If she has them, yes. Supposedly, there is photographic evidence showing she was already injured when she arrived, and nothing so far has suggested that there are additional injuries. you with the face and crowmanyclouds both asked about DNA and the fingernails, so I quote from the New York Times article I linked to earlier: “The accuser had said three lacrosse players blocked her in the bathroom of a house and assaulted her. She said she had broken off five artificial fingernails while scraping the arm of one of the men who was holding her.” If that’s true, I’d think there should be DNA.
That implies this case looked like nothing when the story broke. It didn’t. I am not familiar enough with the timeline of this case to I can say why the DA went public or asked for the DNA samples from the players when he did. Perhaps (for example) he did not have the results from the tests on the woman’s body, but the judge felt there was enough probable cause to require the samples from the players.
Reaching a little farther back into this thread…
Gee, maybe they’re trying to say that there were big parties at the house. :rolleyes:
Here is a timeline of events with respect to the police and their response. Link. Note that the first 911 call is made a half hour after it is alleged there was a rape/assault. The person making the call first says she is driving, then says she is walking. She says she is calling because someone referred to her using an ethnic slur. (IMHO a strange reason to call 911.)
Defense attorneys have since claimed to have identified the caller as “Kim,” the second dancer at the party as well as the woman referred to in the second 911 call. If that is true the whole case falls apart, unless she can explain why she would call about an ethnic slur but fail to mention a rape that had already occurred.
Apparently the alleged victim drove around for a half hour to an hour before police were called to the Kroger. After that, I assume she was not out of police custody at least until after the rape kit was collected.
The accuser arrived at the house on Buchanan Road at 11:30pm. She called the police to report the rape from a Kroger Supermarket at 1:22am. This is in an official police document available at The Smoking Gun, related to the charming email sent by lacrosse team member Ryan McFayden very shortly after the alleged attack, who said that he wanted to invite some strippers over to his room and “kill the bitches as soon as they walk in and cut their skin off” and yes, even worse things than that. What a fine upstanding young gentleman.

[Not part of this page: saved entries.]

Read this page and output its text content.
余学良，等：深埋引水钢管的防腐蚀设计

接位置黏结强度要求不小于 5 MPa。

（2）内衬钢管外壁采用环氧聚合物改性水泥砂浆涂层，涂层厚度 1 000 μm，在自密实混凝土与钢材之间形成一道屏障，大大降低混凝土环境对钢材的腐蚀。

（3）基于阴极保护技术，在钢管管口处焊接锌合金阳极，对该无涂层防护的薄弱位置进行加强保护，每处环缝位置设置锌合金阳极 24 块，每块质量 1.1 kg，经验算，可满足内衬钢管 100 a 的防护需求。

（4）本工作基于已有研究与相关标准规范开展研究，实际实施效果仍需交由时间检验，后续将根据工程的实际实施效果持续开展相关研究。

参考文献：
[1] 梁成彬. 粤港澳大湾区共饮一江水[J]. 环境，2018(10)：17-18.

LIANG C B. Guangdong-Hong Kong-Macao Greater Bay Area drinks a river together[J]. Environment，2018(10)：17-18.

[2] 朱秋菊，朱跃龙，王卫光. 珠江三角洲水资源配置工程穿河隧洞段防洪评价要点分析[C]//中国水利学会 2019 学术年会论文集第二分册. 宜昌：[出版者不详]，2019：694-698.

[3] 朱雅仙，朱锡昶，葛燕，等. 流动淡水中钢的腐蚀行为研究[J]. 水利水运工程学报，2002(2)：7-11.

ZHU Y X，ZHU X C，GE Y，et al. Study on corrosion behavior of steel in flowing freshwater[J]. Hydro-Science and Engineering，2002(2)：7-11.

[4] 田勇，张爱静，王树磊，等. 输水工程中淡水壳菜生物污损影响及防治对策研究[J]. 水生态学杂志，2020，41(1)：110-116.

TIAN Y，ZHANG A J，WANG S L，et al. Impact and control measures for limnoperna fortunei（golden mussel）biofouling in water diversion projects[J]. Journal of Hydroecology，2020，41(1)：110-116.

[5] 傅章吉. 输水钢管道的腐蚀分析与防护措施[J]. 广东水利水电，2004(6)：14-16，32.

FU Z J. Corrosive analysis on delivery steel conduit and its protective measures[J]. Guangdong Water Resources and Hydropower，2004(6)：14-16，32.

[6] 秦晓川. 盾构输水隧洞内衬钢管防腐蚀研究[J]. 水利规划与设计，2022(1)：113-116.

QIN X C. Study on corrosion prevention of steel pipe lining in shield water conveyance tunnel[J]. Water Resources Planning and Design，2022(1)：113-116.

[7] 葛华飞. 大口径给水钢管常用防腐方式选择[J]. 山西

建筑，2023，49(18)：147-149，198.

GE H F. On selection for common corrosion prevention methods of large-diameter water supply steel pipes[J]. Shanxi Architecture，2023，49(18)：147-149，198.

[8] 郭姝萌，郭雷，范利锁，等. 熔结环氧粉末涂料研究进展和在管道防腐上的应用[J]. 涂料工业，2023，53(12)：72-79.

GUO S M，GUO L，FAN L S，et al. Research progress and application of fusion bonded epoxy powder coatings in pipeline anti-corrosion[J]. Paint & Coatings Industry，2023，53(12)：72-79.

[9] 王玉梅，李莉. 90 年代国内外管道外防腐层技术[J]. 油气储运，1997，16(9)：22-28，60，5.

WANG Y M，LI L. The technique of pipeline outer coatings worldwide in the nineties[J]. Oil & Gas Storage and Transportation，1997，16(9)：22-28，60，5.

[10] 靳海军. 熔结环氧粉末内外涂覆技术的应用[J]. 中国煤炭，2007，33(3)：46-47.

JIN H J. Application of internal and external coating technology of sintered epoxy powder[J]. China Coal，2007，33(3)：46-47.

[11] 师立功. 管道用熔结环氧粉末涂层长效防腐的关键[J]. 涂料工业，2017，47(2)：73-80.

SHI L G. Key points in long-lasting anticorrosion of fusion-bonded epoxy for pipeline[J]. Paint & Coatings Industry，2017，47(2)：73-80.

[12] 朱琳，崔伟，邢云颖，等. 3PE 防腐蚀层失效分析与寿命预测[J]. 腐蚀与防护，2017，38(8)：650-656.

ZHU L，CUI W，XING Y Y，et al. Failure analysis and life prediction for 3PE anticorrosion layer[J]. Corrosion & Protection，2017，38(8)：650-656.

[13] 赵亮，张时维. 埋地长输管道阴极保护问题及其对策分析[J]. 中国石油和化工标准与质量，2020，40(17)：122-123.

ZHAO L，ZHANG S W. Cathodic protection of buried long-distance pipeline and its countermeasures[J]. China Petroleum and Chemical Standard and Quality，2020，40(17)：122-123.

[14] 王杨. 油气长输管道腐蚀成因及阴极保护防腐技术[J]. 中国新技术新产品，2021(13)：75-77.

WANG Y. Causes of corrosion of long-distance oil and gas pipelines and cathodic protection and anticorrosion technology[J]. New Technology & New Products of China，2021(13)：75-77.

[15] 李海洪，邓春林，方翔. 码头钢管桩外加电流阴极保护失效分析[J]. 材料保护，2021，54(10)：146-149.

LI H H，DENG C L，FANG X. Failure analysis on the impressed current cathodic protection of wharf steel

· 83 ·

That document also shows that it was the Duke lacrosse team members who informed police that there were no gatecrashers at the party; only team members were present. I don’t like to make any assumptions, but consider that in a rape accusation, you have only two defenses: consent, or “it wasn’t me”. If these guys were guilty, I’d be claiming that there were others present at the party, if it were me.
I genuinely feel sorry for the accuser. If she was indeed attacked, there isn’t a chance in hell of a conviction at this point. The fact that there is no DNA is reasonable doubt. I don’t even expect the D.A. to bring charges at this point, unless there is some undiscovered photographic or video evidence.
If she falsified the accusation, then she deserves what she’s going through.
Sorry for third post in a row, but scratch “discovery warrant” above to read “search warrant”. I am not a lawyer, and for all I know, the two terms are mutually exclusive.